(Kitco NewsWire) – Spot gold prices are lower and spot silver prices are sharply weaker after the close Thursday, as the U.S. dollar tested yearly highs and traders continued to reprice the Federal Reserve’s higher-for-longer signal after Wednesday’s policy meeting. At the time of writing, spot gold was trading near $4,214.20 an ounce, down 1.00%, while spot silver was trading at $65.795, down 3.14% on the session.
U.S. stocks closed higher Thursday, reversing part of Wednesday’s post-Fed decline. The S&P 500 rose 1.1% to 7,500.58, the Nasdaq Composite gained 1.9% to 26,517.93 and the Dow Jones Industrial Average added 0.1% to 51,564.70. The Russell 2000 climbed 2.1% to 2,979.77.
The Fed kept the target range for the federal funds rate unchanged at 3.50% to 3.75% in a unanimous vote, but the statement and projections kept rate-hike risk alive. The statement said inflation remains elevated relative to the 2% goal and partly reflects supply shocks in sectors including energy. The updated projections showed a 3.8% median 2026 fed-funds rate, implying the Committee is not rushing back toward cuts.
Market reaction after the Fed meeting remains rate- and dollar-led. The immediate post-meeting selloff reflected a more hawkish policy path than traders had expected, but Thursday’s equity rebound showed investors treating lower oil as a macro offset to tighter Fed messaging. For metals, positioning is more fragile: gold failed to hold above $4,300 and silver lost the $66 area as the U.S. dollar’s rally tightened financial conditions and pressured non-yielding assets. The front-end rate repricing is still the cleaner driver than growth fear, leaving short-covering dependent on a softer dollar or a reversal in Treasury yields.
The Strait of Hormuz remains the main geopolitical transmission channel into gold, oil, rates and risk assets, but the latest U.S.-Iran setup is being priced as reopening risk rather than active supply shock. The interim agreement signed Wednesday includes an immediate restart of commercial traffic through the strait and a 60-day toll-free access period, while the U.S. is expected to start lifting its naval blockade immediately and fully end it within 30 days. Traffic normalization is still incomplete, with verified crossings still at historic lows as of June 17. The current market impact is disinflationary and risk-supportive: oil is near its lowest levels since the war began, gasoline has fallen below $4 a gallon, equities rebounded and gold’s safe-haven bid has faded as the market’s focus shifted back to the dollar and real-rate channel.

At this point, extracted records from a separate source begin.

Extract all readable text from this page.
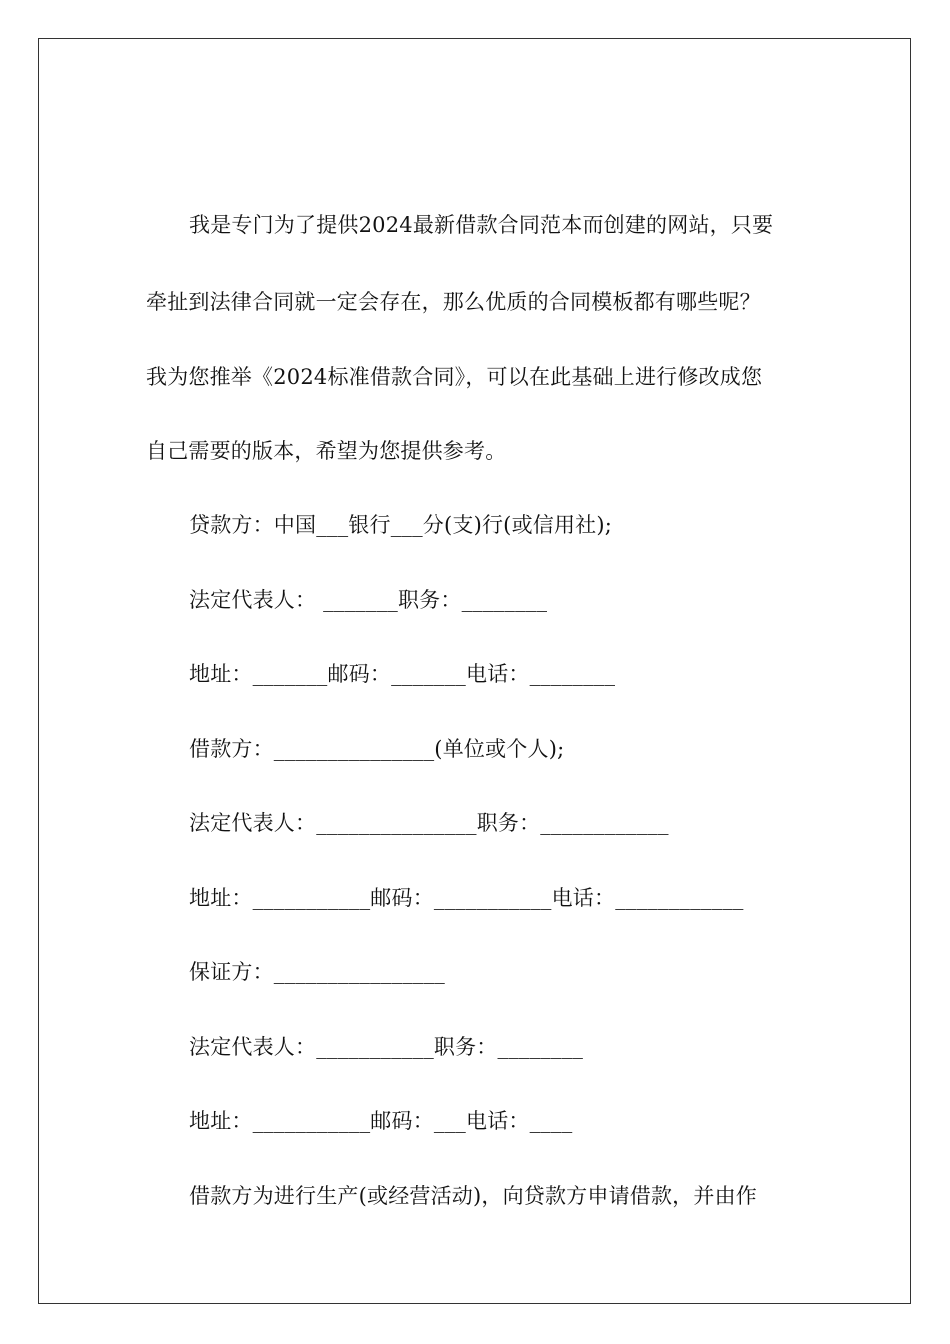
我是专门为了提供2024最新借款合同范本而创建的网站，只要
牵扯到法律合同就一定会存在，那么优质的合同模板都有哪些呢？
我为您推举《2024标准借款合同》，可以在此基础上进行修改成您
自己需要的版本，希望为您提供参考。
贷款方：中国___银行___分(支)行(或信用社);
法定代表人： _______职务：________
地址：_______邮码：_______电话：________
借款方：_______________(单位或个人);
法定代表人：_______________职务：____________
地址：___________邮码：___________电话：____________
保证方：________________
法定代表人：___________职务：________
地址：___________邮码：___电话：____
借款方为进行生产(或经营活动)，向贷款方申请借款，并由作
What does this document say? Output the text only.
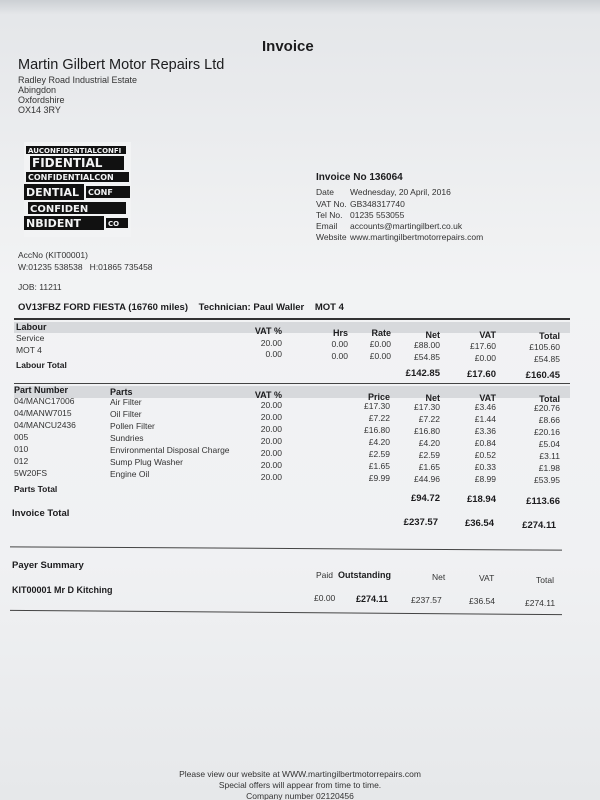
Invoice
Martin Gilbert Motor Repairs Ltd
Radley Road Industrial Estate
Abingdon
Oxfordshire
OX14 3RY
AUCONFIDENTIALCONFI
FIDENTIAL
CONFIDENTIALCON
DENTIAL CONF
CONFIDEN
NBIDENT	CO
Invoice No 136064
Date Wednesday, 20 April, 2016
VAT No. GB348317740
Tel No. 01235 553055
Email accounts@martingilbert.co.uk
Website www.martingilbertmotorrepairs.com
AccNo (KIT00001)
W:01235 538538   H:01865 735458
JOB: 11211
OV13FBZ FORD FIESTA (16760 miles) Technician: Paul Waller MOT 4
Labour	VAT %	Hrs	Rate	Net	VAT	Total
Service	20.00	0.00	£0.00	£88.00	£17.60	£105.60
MOT 4	0.00	0.00	£0.00	£54.85	£0.00	£54.85
Labour Total
£142.85	£17.60	£160.45
Part Number	Parts	VAT %	Price	Net	VAT	Total
04/MANC17006	Air Filter	20.00	£17.30	£17.30	£3.46	£20.76
04/MANW7015	Oil Filter	20.00	£7.22	£7.22	£1.44	£8.66
04/MANCU2436	Pollen Filter	20.00	£16.80	£16.80	£3.36	£20.16
005	Sundries	20.00	£4.20	£4.20	£0.84	£5.04
010	Environmental Disposal Charge	20.00	£2.59	£2.59	£0.52	£3.11
012	Sump Plug Washer	20.00	£1.65	£1.65	£0.33	£1.98
5W20FS	Engine Oil	20.00	£9.99	£44.96	£8.99	£53.95
Parts Total
£94.72	£18.94	£113.66
Invoice Total
£237.57	£36.54	£274.11
Payer Summary
Paid Outstanding	Net	VAT	Total
KIT00001 Mr D Kitching
£0.00 £274.11	£237.57	£36.54	£274.11
Please view our website at WWW.martingilbertmotorrepairs.com
Special offers will appear from time to time.
Company number 02120456
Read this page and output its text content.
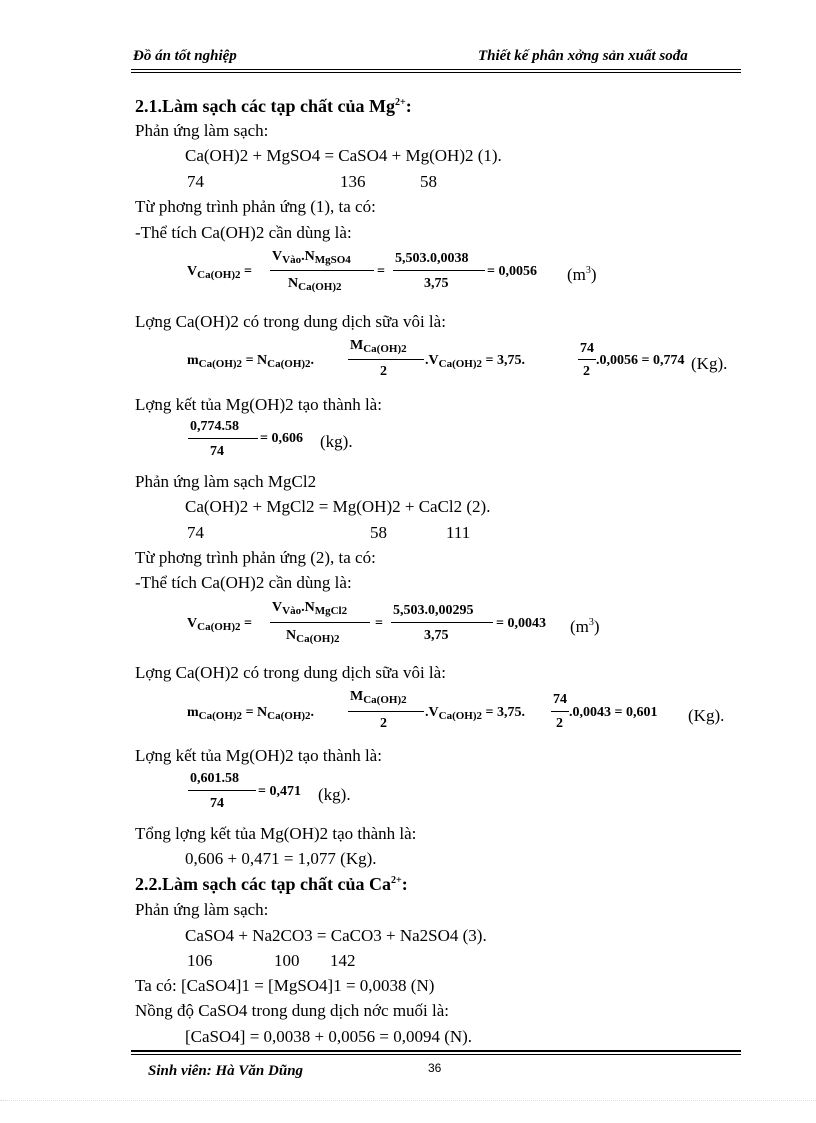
Đồ án tốt nghiệp	Thiết kế phân xởng sản xuất sođa
2.1.Làm sạch các tạp chất của $Mg^{2+}$:
Phản ứng làm sạch:
Ca(OH)2 + MgSO4 = CaSO4 + Mg(OH)2 (1).
74	136	58
Từ phơng trình phản ứng (1), ta có:
-Thể tích Ca(OH)2 cần dùng là:
$V_{Ca(OH)2}$ =
$V_{Vào}.N_{MgSO4}$
$N_{Ca(OH)2}$
=
5,503.0,0038
3,75
= 0,0056 $(m^3)$
Lợng Ca(OH)2 có trong dung dịch sữa vôi là:
$m_{Ca(OH)2} = N_{Ca(OH)2}$.
$M_{Ca(OH)2}$
2
$.V_{Ca(OH)2} = 3,75$.
74
2
.0,0056 = 0,774 (Kg).
Lợng kết tủa Mg(OH)2 tạo thành là:
0,774.58
74
= 0,606 (kg).
Phản ứng làm sạch MgCl2
Ca(OH)2 + MgCl2 = Mg(OH)2 + CaCl2 (2).
74	58	111
Từ phơng trình phản ứng (2), ta có:
-Thể tích Ca(OH)2 cần dùng là:
$V_{Ca(OH)2}$ =
$V_{Vào}.N_{MgCl2}$
$N_{Ca(OH)2}$
=
5,503.0,00295
3,75
= 0,0043 $(m^3)$
Lợng Ca(OH)2 có trong dung dịch sữa vôi là:
$m_{Ca(OH)2} = N_{Ca(OH)2}$.
$M_{Ca(OH)2}$
2
$.V_{Ca(OH)2} = 3,75$.
74
2
.0,0043 = 0,601 (Kg).
Lợng kết tủa Mg(OH)2 tạo thành là:
0,601.58
74
= 0,471 (kg).
Tổng lợng kết tủa Mg(OH)2 tạo thành là:
0,606 + 0,471 = 1,077 (Kg).
2.2.Làm sạch các tạp chất của $Ca^{2+}$:
Phản ứng làm sạch:
CaSO4 + Na2CO3 = CaCO3 + Na2SO4 (3).
106	100 142
Ta có: [CaSO4]1 = [MgSO4]1 = 0,0038 (N)
Nồng độ CaSO4 trong dung dịch nớc muối là:
[CaSO4] = 0,0038 + 0,0056 = 0,0094 (N).
Sinh viên: Hà Văn Dũng	36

The key outside markets see Nymex WTI crude oil prices lower and trading near the mid-$70s, while Brent crude was below $80 a barrel. The U.S. dollar index is firmer. The yield on the benchmark 10-year U.S. Treasury note is higher, with no approved live intraday level included.

Technically, spot gold bulls’ next upside price objective is to push prices back above the $4,300 to $4,320 resistance zone, with a sustained move targeting $4,370 and then $4,390. Bears’ next near-term downside price objective is a break below the $4,180 to $4,200 support zone, with deeper downside targets at $4,020 and then $4,000. First resistance is seen at $4,300 and then at $4,320. First support is seen at $4,200 and then at $4,180.

Spot silver bulls’ next upside price objective is to drive prices back above the $65.00 to $66.00 resistance zone, with a move above that zone targeting $72.00 and then the 50-day moving average at $75.11. The next downside price objective for the bears is a break below $65.00, with deeper downside targets at $62.00 and then $61.00. First resistance is seen at $66.00 and then at $72.00. Next support is seen at $65.00 and then at $62.00.